AccueilLoireDans la Loire, ça avance pour les transports urbains au gaz

Dans la Loire, ça avance pour les transports urbains au gaz

Des autocars nouvelle génération circulent à partir de cette rentrée sur les lignes des Transports interurbains de la Loire (TIL). Ceux-ci fonctionneront au gaz naturel pour véhicules (GNV) ou aux biocarburants. Un projet de station émerge à Montbrison, encouragée par les sociétés de transport.
Dans la Loire, ça avance pour les transports urbains au gaz
Département de la Loire

Loire Publié le ,

Les Transports interurbains de la Loire (TIL) vont franchir dans les années à venir un pas en matière de transition énergétique. Les autocaristes montrent leur capacité à s'adapter avec la possibilité désormais de rouler aux gaz naturels (GNV) ou aux biocarburants.

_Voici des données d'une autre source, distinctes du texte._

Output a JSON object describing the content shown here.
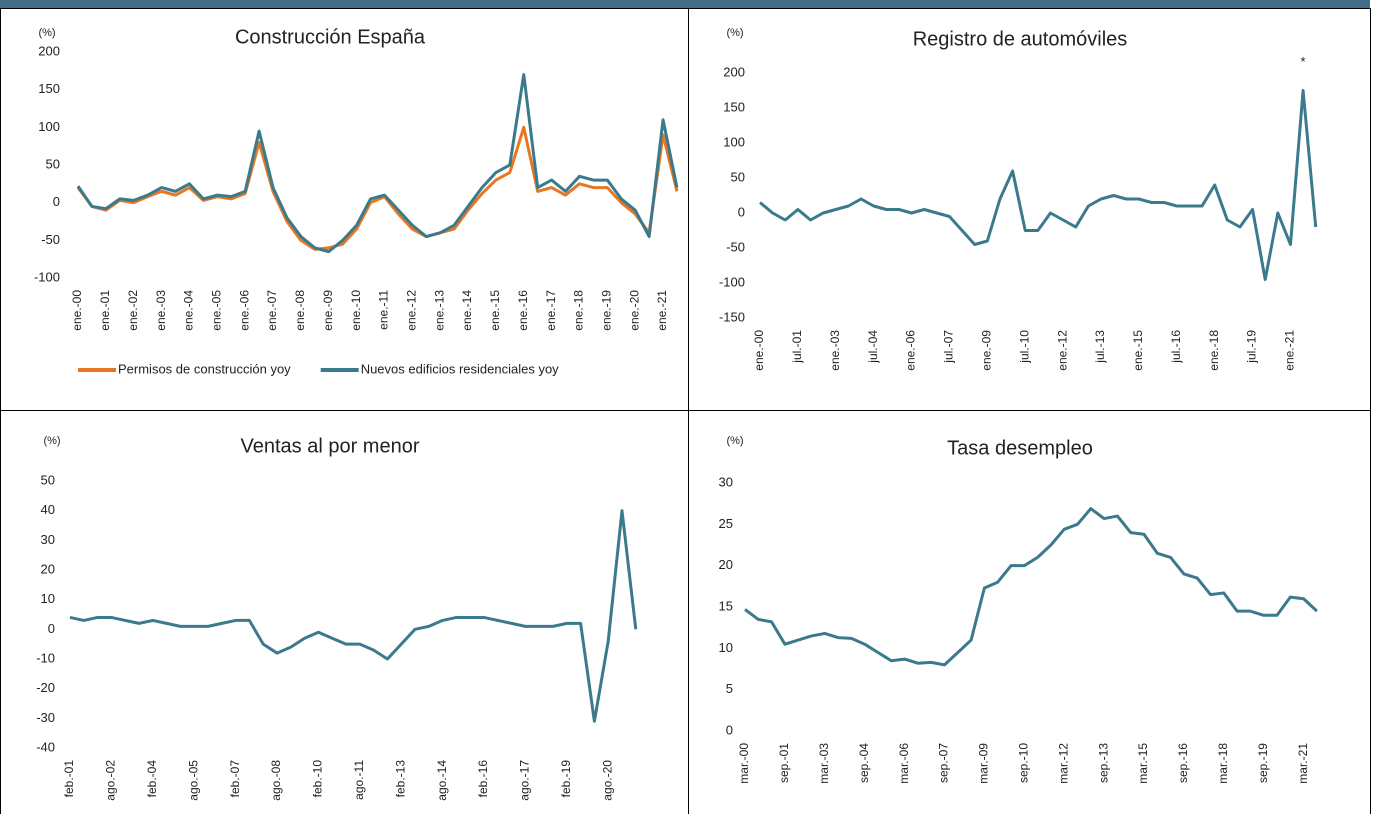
{
  "chart_data": [
    {
      "type": "line",
      "title": "Construcción España",
      "y_label": "(%)",
      "categories": [
        "ene.-00",
        null,
        "ene.-01",
        null,
        "ene.-02",
        null,
        "ene.-03",
        null,
        "ene.-04",
        null,
        "ene.-05",
        null,
        "ene.-06",
        null,
        "ene.-07",
        null,
        "ene.-08",
        null,
        "ene.-09",
        null,
        "ene.-10",
        null,
        "ene.-11",
        null,
        "ene.-12",
        null,
        "ene.-13",
        null,
        "ene.-14",
        null,
        "ene.-15",
        null,
        "ene.-16",
        null,
        "ene.-17",
        null,
        "ene.-18",
        null,
        "ene.-19",
        null,
        "ene.-20",
        null,
        "ene.-21",
        null
      ],
      "series": [
        {
          "name": "Permisos de construcción yoy",
          "color": "#e87722",
          "values": [
            20,
            -5,
            -10,
            3,
            0,
            8,
            15,
            10,
            20,
            3,
            8,
            5,
            12,
            80,
            15,
            -25,
            -50,
            -62,
            -60,
            -55,
            -35,
            0,
            8,
            -15,
            -35,
            -45,
            -40,
            -35,
            -10,
            12,
            30,
            40,
            100,
            15,
            20,
            10,
            25,
            20,
            20,
            0,
            -15,
            -40,
            90,
            15
          ]
        },
        {
          "name": "Nuevos edificios residenciales yoy",
          "color": "#3a7a8c",
          "values": [
            22,
            -5,
            -8,
            5,
            3,
            10,
            20,
            15,
            25,
            5,
            10,
            8,
            15,
            95,
            20,
            -20,
            -45,
            -60,
            -65,
            -50,
            -30,
            5,
            10,
            -10,
            -30,
            -45,
            -40,
            -30,
            -5,
            20,
            40,
            50,
            170,
            20,
            30,
            15,
            35,
            30,
            30,
            5,
            -10,
            -45,
            110,
            20
          ]
        }
      ],
      "ylim": [
        -100,
        200
      ],
      "yticks": [
        -100,
        -50,
        0,
        50,
        100,
        150,
        200
      ],
      "legend": "bottom"
    },
    {
      "type": "line",
      "title": "Registro de automóviles",
      "y_label": "(%)",
      "annotation": "*",
      "categories": [
        "ene.-00",
        null,
        null,
        "jul.-01",
        null,
        null,
        "ene.-03",
        null,
        null,
        "jul.-04",
        null,
        null,
        "ene.-06",
        null,
        null,
        "jul.-07",
        null,
        null,
        "ene.-09",
        null,
        null,
        "jul.-10",
        null,
        null,
        "ene.-12",
        null,
        null,
        "jul.-13",
        null,
        null,
        "ene.-15",
        null,
        null,
        "jul.-16",
        null,
        null,
        "ene.-18",
        null,
        null,
        "jul.-19",
        null,
        null,
        "ene.-21",
        null,
        null
      ],
      "series": [
        {
          "name": "Registro de automóviles",
          "color": "#3a7a8c",
          "values": [
            15,
            0,
            -10,
            5,
            -10,
            0,
            5,
            10,
            20,
            10,
            5,
            5,
            0,
            5,
            0,
            -5,
            -25,
            -45,
            -40,
            20,
            60,
            -25,
            -25,
            0,
            -10,
            -20,
            10,
            20,
            25,
            20,
            20,
            15,
            15,
            10,
            10,
            10,
            40,
            -10,
            -20,
            5,
            -95,
            0,
            -45,
            175,
            -20
          ]
        }
      ],
      "ylim": [
        -150,
        200
      ],
      "yticks": [
        -150,
        -100,
        -50,
        0,
        50,
        100,
        150,
        200
      ]
    },
    {
      "type": "line",
      "title": "Ventas al por menor",
      "y_label": "(%)",
      "categories": [
        "feb.-01",
        null,
        null,
        "ago.-02",
        null,
        null,
        "feb.-04",
        null,
        null,
        "ago.-05",
        null,
        null,
        "feb.-07",
        null,
        null,
        "ago.-08",
        null,
        null,
        "feb.-10",
        null,
        null,
        "ago.-11",
        null,
        null,
        "feb.-13",
        null,
        null,
        "ago.-14",
        null,
        null,
        "feb.-16",
        null,
        null,
        "ago.-17",
        null,
        null,
        "feb.-19",
        null,
        null,
        "ago.-20",
        null,
        null
      ],
      "series": [
        {
          "name": "Ventas al por menor",
          "color": "#3a7a8c",
          "values": [
            4,
            3,
            4,
            4,
            3,
            2,
            3,
            2,
            1,
            1,
            1,
            2,
            3,
            3,
            -5,
            -8,
            -6,
            -3,
            -1,
            -3,
            -5,
            -5,
            -7,
            -10,
            -5,
            0,
            1,
            3,
            4,
            4,
            4,
            3,
            2,
            1,
            1,
            1,
            2,
            2,
            -31,
            -4,
            40,
            0
          ]
        }
      ],
      "ylim": [
        -40,
        50
      ],
      "yticks": [
        -40,
        -30,
        -20,
        -10,
        0,
        10,
        20,
        30,
        40,
        50
      ]
    },
    {
      "type": "line",
      "title": "Tasa desempleo",
      "y_label": "(%)",
      "categories": [
        "mar.-00",
        null,
        null,
        "sep.-01",
        null,
        null,
        "mar.-03",
        null,
        null,
        "sep.-04",
        null,
        null,
        "mar.-06",
        null,
        null,
        "sep.-07",
        null,
        null,
        "mar.-09",
        null,
        null,
        "sep.-10",
        null,
        null,
        "mar.-12",
        null,
        null,
        "sep.-13",
        null,
        null,
        "mar.-15",
        null,
        null,
        "sep.-16",
        null,
        null,
        "mar.-18",
        null,
        null,
        "sep.-19",
        null,
        null,
        "mar.-21",
        null
      ],
      "series": [
        {
          "name": "Tasa desempleo",
          "color": "#3a7a8c",
          "values": [
            14.7,
            13.5,
            13.2,
            10.5,
            11,
            11.5,
            11.8,
            11.3,
            11.2,
            10.5,
            9.5,
            8.5,
            8.7,
            8.2,
            8.3,
            8,
            9.5,
            11,
            17.3,
            18,
            20,
            20,
            21,
            22.5,
            24.4,
            25,
            26.9,
            25.7,
            26,
            24,
            23.8,
            21.5,
            21,
            19,
            18.5,
            16.5,
            16.7,
            14.5,
            14.5,
            14,
            14,
            16.2,
            16,
            14.5
          ]
        }
      ],
      "ylim": [
        0,
        30
      ],
      "yticks": [
        0,
        5,
        10,
        15,
        20,
        25,
        30
      ]
    }
  ]
}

"Les transporteurs sous contrat mettent en circulation des véhicules qui se substituent progressivement aux anciens à moteur diesel. D'ici 2023, plus de la moitié des 120 autocars du réseau Til seront concernés", précise Alain Laurendon, premier vice-président du conseil départemental de la Loire.

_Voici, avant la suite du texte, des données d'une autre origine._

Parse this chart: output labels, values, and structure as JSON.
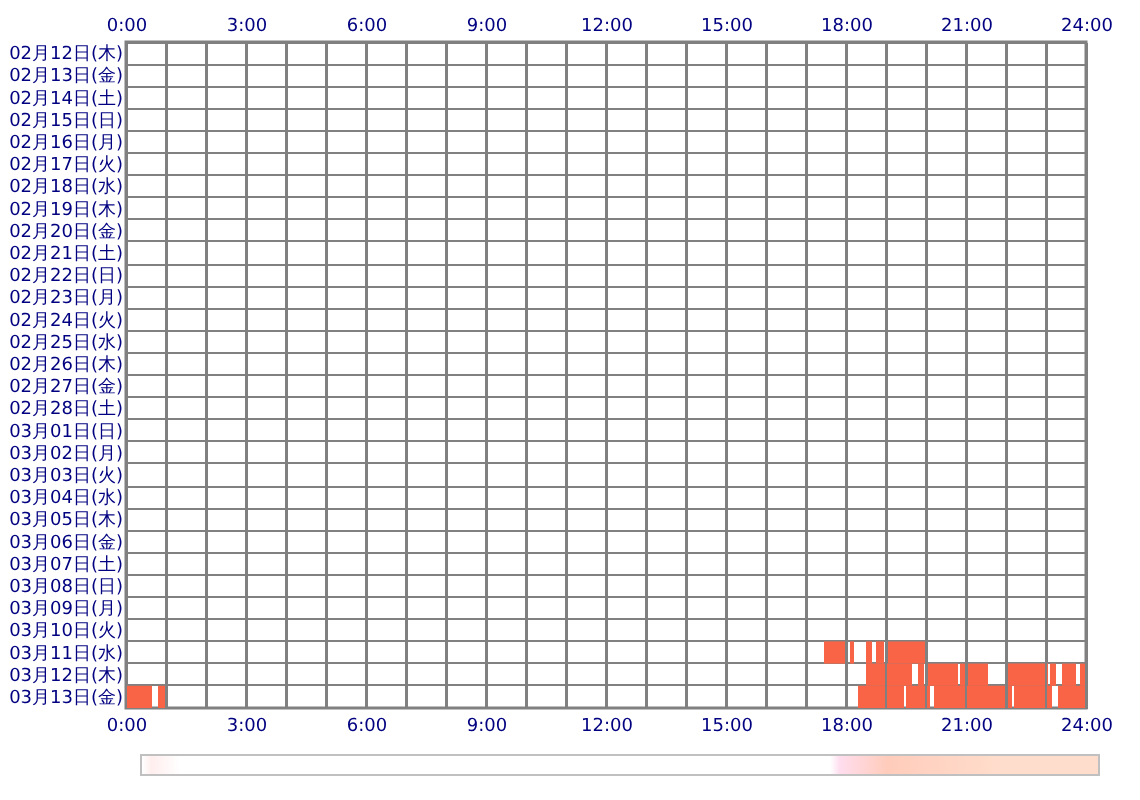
{
  "chart_data": {
    "type": "bar",
    "orientation": "horizontal",
    "grid": true,
    "categories": [
      "02月12日(木)",
      "02月13日(金)",
      "02月14日(土)",
      "02月15日(日)",
      "02月16日(月)",
      "02月17日(火)",
      "02月18日(水)",
      "02月19日(木)",
      "02月20日(金)",
      "02月21日(土)",
      "02月22日(日)",
      "02月23日(月)",
      "02月24日(火)",
      "02月25日(水)",
      "02月26日(木)",
      "02月27日(金)",
      "02月28日(土)",
      "03月01日(日)",
      "03月02日(月)",
      "03月03日(火)",
      "03月04日(水)",
      "03月05日(木)",
      "03月06日(金)",
      "03月07日(土)",
      "03月08日(日)",
      "03月09日(月)",
      "03月10日(火)",
      "03月11日(水)",
      "03月12日(木)",
      "03月13日(金)"
    ],
    "xlim": [
      0,
      24
    ],
    "xticks": [
      {
        "value": 0,
        "label": "0:00"
      },
      {
        "value": 1,
        "label": null
      },
      {
        "value": 2,
        "label": null
      },
      {
        "value": 3,
        "label": "3:00"
      },
      {
        "value": 4,
        "label": null
      },
      {
        "value": 5,
        "label": null
      },
      {
        "value": 6,
        "label": "6:00"
      },
      {
        "value": 7,
        "label": null
      },
      {
        "value": 8,
        "label": null
      },
      {
        "value": 9,
        "label": "9:00"
      },
      {
        "value": 10,
        "label": null
      },
      {
        "value": 11,
        "label": null
      },
      {
        "value": 12,
        "label": "12:00"
      },
      {
        "value": 13,
        "label": null
      },
      {
        "value": 14,
        "label": null
      },
      {
        "value": 15,
        "label": "15:00"
      },
      {
        "value": 16,
        "label": null
      },
      {
        "value": 17,
        "label": null
      },
      {
        "value": 18,
        "label": "18:00"
      },
      {
        "value": 19,
        "label": null
      },
      {
        "value": 20,
        "label": null
      },
      {
        "value": 21,
        "label": "21:00"
      },
      {
        "value": 22,
        "label": null
      },
      {
        "value": 23,
        "label": null
      },
      {
        "value": 24,
        "label": "24:00"
      }
    ],
    "x2lim": [
      0,
      24
    ],
    "x2ticks": [
      {
        "value": 0,
        "label": "0:00"
      },
      {
        "value": 1,
        "label": null
      },
      {
        "value": 2,
        "label": null
      },
      {
        "value": 3,
        "label": "3:00"
      },
      {
        "value": 4,
        "label": null
      },
      {
        "value": 5,
        "label": null
      },
      {
        "value": 6,
        "label": "6:00"
      },
      {
        "value": 7,
        "label": null
      },
      {
        "value": 8,
        "label": null
      },
      {
        "value": 9,
        "label": "9:00"
      },
      {
        "value": 10,
        "label": null
      },
      {
        "value": 11,
        "label": null
      },
      {
        "value": 12,
        "label": "12:00"
      },
      {
        "value": 13,
        "label": null
      },
      {
        "value": 14,
        "label": null
      },
      {
        "value": 15,
        "label": "15:00"
      },
      {
        "value": 16,
        "label": null
      },
      {
        "value": 17,
        "label": null
      },
      {
        "value": 18,
        "label": "18:00"
      },
      {
        "value": 19,
        "label": null
      },
      {
        "value": 20,
        "label": null
      },
      {
        "value": 21,
        "label": "21:00"
      },
      {
        "value": 22,
        "label": null
      },
      {
        "value": 23,
        "label": null
      },
      {
        "value": 24,
        "label": "24:00"
      }
    ],
    "series": [
      {
        "color": "#fa6446",
        "base": [
          null,
          null,
          null,
          null,
          null,
          null,
          null,
          null,
          null,
          null,
          null,
          null,
          null,
          null,
          null,
          null,
          null,
          null,
          null,
          null,
          null,
          null,
          null,
          null,
          null,
          null,
          null,
          17.45,
          18.5,
          0
        ],
        "values": [
          null,
          null,
          null,
          null,
          null,
          null,
          null,
          null,
          null,
          null,
          null,
          null,
          null,
          null,
          null,
          null,
          null,
          null,
          null,
          null,
          null,
          null,
          null,
          null,
          null,
          null,
          null,
          0.55,
          1.15,
          0.65
        ]
      },
      {
        "color": "#fa6446",
        "base": [
          null,
          null,
          null,
          null,
          null,
          null,
          null,
          null,
          null,
          null,
          null,
          null,
          null,
          null,
          null,
          null,
          null,
          null,
          null,
          null,
          null,
          null,
          null,
          null,
          null,
          null,
          null,
          18.1,
          19.8,
          0.8
        ],
        "values": [
          null,
          null,
          null,
          null,
          null,
          null,
          null,
          null,
          null,
          null,
          null,
          null,
          null,
          null,
          null,
          null,
          null,
          null,
          null,
          null,
          null,
          null,
          null,
          null,
          null,
          null,
          null,
          0.1,
          0.15,
          0.2
        ]
      },
      {
        "color": "#fa6446",
        "base": [
          null,
          null,
          null,
          null,
          null,
          null,
          null,
          null,
          null,
          null,
          null,
          null,
          null,
          null,
          null,
          null,
          null,
          null,
          null,
          null,
          null,
          null,
          null,
          null,
          null,
          null,
          null,
          18.5,
          20.05,
          18.3
        ],
        "values": [
          null,
          null,
          null,
          null,
          null,
          null,
          null,
          null,
          null,
          null,
          null,
          null,
          null,
          null,
          null,
          null,
          null,
          null,
          null,
          null,
          null,
          null,
          null,
          null,
          null,
          null,
          null,
          0.15,
          0.75,
          1.15
        ]
      },
      {
        "color": "#fa6446",
        "base": [
          null,
          null,
          null,
          null,
          null,
          null,
          null,
          null,
          null,
          null,
          null,
          null,
          null,
          null,
          null,
          null,
          null,
          null,
          null,
          null,
          null,
          null,
          null,
          null,
          null,
          null,
          null,
          18.75,
          20.85,
          19.5
        ],
        "values": [
          null,
          null,
          null,
          null,
          null,
          null,
          null,
          null,
          null,
          null,
          null,
          null,
          null,
          null,
          null,
          null,
          null,
          null,
          null,
          null,
          null,
          null,
          null,
          null,
          null,
          null,
          null,
          0.2,
          0.15,
          0.6
        ]
      },
      {
        "color": "#fa6446",
        "base": [
          null,
          null,
          null,
          null,
          null,
          null,
          null,
          null,
          null,
          null,
          null,
          null,
          null,
          null,
          null,
          null,
          null,
          null,
          null,
          null,
          null,
          null,
          null,
          null,
          null,
          null,
          null,
          19.05,
          21.05,
          20.2
        ],
        "values": [
          null,
          null,
          null,
          null,
          null,
          null,
          null,
          null,
          null,
          null,
          null,
          null,
          null,
          null,
          null,
          null,
          null,
          null,
          null,
          null,
          null,
          null,
          null,
          null,
          null,
          null,
          null,
          0.95,
          0.5,
          1.8
        ]
      },
      {
        "color": "#fa6446",
        "base": [
          null,
          null,
          null,
          null,
          null,
          null,
          null,
          null,
          null,
          null,
          null,
          null,
          null,
          null,
          null,
          null,
          null,
          null,
          null,
          null,
          null,
          null,
          null,
          null,
          null,
          null,
          null,
          null,
          22.05,
          22.05
        ],
        "values": [
          null,
          null,
          null,
          null,
          null,
          null,
          null,
          null,
          null,
          null,
          null,
          null,
          null,
          null,
          null,
          null,
          null,
          null,
          null,
          null,
          null,
          null,
          null,
          null,
          null,
          null,
          null,
          null,
          1.0,
          0.1
        ]
      },
      {
        "color": "#fa6446",
        "base": [
          null,
          null,
          null,
          null,
          null,
          null,
          null,
          null,
          null,
          null,
          null,
          null,
          null,
          null,
          null,
          null,
          null,
          null,
          null,
          null,
          null,
          null,
          null,
          null,
          null,
          null,
          null,
          null,
          23.1,
          22.2
        ],
        "values": [
          null,
          null,
          null,
          null,
          null,
          null,
          null,
          null,
          null,
          null,
          null,
          null,
          null,
          null,
          null,
          null,
          null,
          null,
          null,
          null,
          null,
          null,
          null,
          null,
          null,
          null,
          null,
          null,
          0.15,
          0.95
        ]
      },
      {
        "color": "#fa6446",
        "base": [
          null,
          null,
          null,
          null,
          null,
          null,
          null,
          null,
          null,
          null,
          null,
          null,
          null,
          null,
          null,
          null,
          null,
          null,
          null,
          null,
          null,
          null,
          null,
          null,
          null,
          null,
          null,
          null,
          23.4,
          23.3
        ],
        "values": [
          null,
          null,
          null,
          null,
          null,
          null,
          null,
          null,
          null,
          null,
          null,
          null,
          null,
          null,
          null,
          null,
          null,
          null,
          null,
          null,
          null,
          null,
          null,
          null,
          null,
          null,
          null,
          null,
          0.35,
          0.7
        ]
      },
      {
        "color": "#fa6446",
        "base": [
          null,
          null,
          null,
          null,
          null,
          null,
          null,
          null,
          null,
          null,
          null,
          null,
          null,
          null,
          null,
          null,
          null,
          null,
          null,
          null,
          null,
          null,
          null,
          null,
          null,
          null,
          null,
          null,
          23.85,
          null
        ],
        "values": [
          null,
          null,
          null,
          null,
          null,
          null,
          null,
          null,
          null,
          null,
          null,
          null,
          null,
          null,
          null,
          null,
          null,
          null,
          null,
          null,
          null,
          null,
          null,
          null,
          null,
          null,
          null,
          null,
          0.15,
          null
        ]
      }
    ]
  }
}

Les cars qui maillent le territoire via 24 lignes permettent, pour la somme unique de 2 euros par trajet, à 8 000 utilisateurs réguliers et à 17 000 collégiens et lycéens de se déplacer sur l'intégralité du département depuis 14 ans. Plusieurs sociétés de transports en commun œuvrent sur le réseau TIL : 2TMC, SRT, Autocars Maisonneuve, Keolis, Autocars Chazot et Autocars Just.

Des normes à adapter

"L'acquisition d'un autocar roulant au gaz représente un surcoût de 30 %, et le personnel, roulant comme mécanicien, doit être formé. Il s'agit aussi d'adapter les dépôts aux normes de sécurité propres aux véhicules au gaz", relève Cédric Jouffre, co-gérant des sociétés de transport SRT et Trans-Roche, et co-animateur du club transition énergétique de la Fédération nationale des transports de voyageurs (FNTV-FNTR Loire), dont il est vice-président.

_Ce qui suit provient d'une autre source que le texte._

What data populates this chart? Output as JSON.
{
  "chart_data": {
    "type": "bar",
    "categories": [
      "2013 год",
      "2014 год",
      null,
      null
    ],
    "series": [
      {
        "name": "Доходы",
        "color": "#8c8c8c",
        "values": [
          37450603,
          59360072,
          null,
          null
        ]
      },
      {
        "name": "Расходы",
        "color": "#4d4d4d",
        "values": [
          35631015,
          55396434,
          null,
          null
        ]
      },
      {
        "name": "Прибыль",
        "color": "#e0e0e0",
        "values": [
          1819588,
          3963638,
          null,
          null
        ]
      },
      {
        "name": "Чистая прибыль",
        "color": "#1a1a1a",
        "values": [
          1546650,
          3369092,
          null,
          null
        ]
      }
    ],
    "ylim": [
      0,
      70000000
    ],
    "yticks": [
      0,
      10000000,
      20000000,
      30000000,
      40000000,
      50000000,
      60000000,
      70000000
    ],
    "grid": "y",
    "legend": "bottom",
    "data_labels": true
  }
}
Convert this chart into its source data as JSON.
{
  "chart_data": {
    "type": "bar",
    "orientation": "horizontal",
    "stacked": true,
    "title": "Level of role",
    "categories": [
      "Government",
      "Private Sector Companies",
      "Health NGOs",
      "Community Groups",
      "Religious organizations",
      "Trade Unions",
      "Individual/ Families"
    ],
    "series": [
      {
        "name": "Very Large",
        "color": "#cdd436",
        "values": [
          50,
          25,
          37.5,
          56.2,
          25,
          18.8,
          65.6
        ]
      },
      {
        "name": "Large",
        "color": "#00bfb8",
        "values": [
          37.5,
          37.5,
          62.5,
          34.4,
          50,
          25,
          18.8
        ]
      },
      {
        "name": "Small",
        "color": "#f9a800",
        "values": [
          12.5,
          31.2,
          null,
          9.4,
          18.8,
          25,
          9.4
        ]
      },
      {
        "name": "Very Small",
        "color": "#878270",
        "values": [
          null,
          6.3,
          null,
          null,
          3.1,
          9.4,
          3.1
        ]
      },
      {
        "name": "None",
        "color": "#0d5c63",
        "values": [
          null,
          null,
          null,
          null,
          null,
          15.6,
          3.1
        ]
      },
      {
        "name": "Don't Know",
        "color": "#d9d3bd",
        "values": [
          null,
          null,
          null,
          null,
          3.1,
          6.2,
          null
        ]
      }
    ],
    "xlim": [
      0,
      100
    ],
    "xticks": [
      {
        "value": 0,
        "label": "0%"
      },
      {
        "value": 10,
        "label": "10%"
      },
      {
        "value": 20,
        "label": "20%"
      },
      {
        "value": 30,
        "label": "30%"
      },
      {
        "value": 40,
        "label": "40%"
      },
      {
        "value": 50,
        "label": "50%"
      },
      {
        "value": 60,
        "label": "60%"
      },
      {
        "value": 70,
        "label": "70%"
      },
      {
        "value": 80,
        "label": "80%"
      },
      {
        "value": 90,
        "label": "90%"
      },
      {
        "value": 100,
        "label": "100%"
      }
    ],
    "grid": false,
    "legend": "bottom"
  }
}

Les travaux d'adaptation des locaux coûtent en moyenne 30 000 euros aux sociétés. Les Autocars Chazot investissent dans six véhicules qui seront livrés en mars 2021, ce qui représente la moitié de leur flotte. "Nous avons anticipé, car il fallait lancer leur circulation pour 2023, et cela nous permet de lisser l'investissement. L'Etat nous apporte un soutien important", confie Jean-Luc Chazot, de la société éponyme.

Une station de gaz à Montbrison en 2022 ?

Si trois stations de gaz sont en service dans le département, publiques à Saint-Etienne et Saint-Symphorien-sur-Coise et une privée tenue par Air Liquide à Veauche, une quatrième est à l'étude sur Montbrison. Une "nécessité absolue" selon les transporteurs du secteur. Ainsi, des réunions entre Loire Forez Agglomération (NDLR qui ne désire pas s'exprimer sur ce sujet en cours pour l'instant), les collectivités locales, les fournisseurs potentiels, un groupement de transporteurs et la FNTV ont eu lieu.

Si les résultats de l'étude sont concluants et remplissent les impératifs économiques, une station multi-énergies devrait voir le jour à Montbrison d'ici 2022. "Si jamais cela ne se fait pas, nous, sociétés de transport, nous associerons pour en ouvrir une privée. Plus de 40 cars scolaires finissent leur trajet à Montbrison le soir", développe François Dufourd, le président de la FNTV Loire et dirigeant de la société 2TMC.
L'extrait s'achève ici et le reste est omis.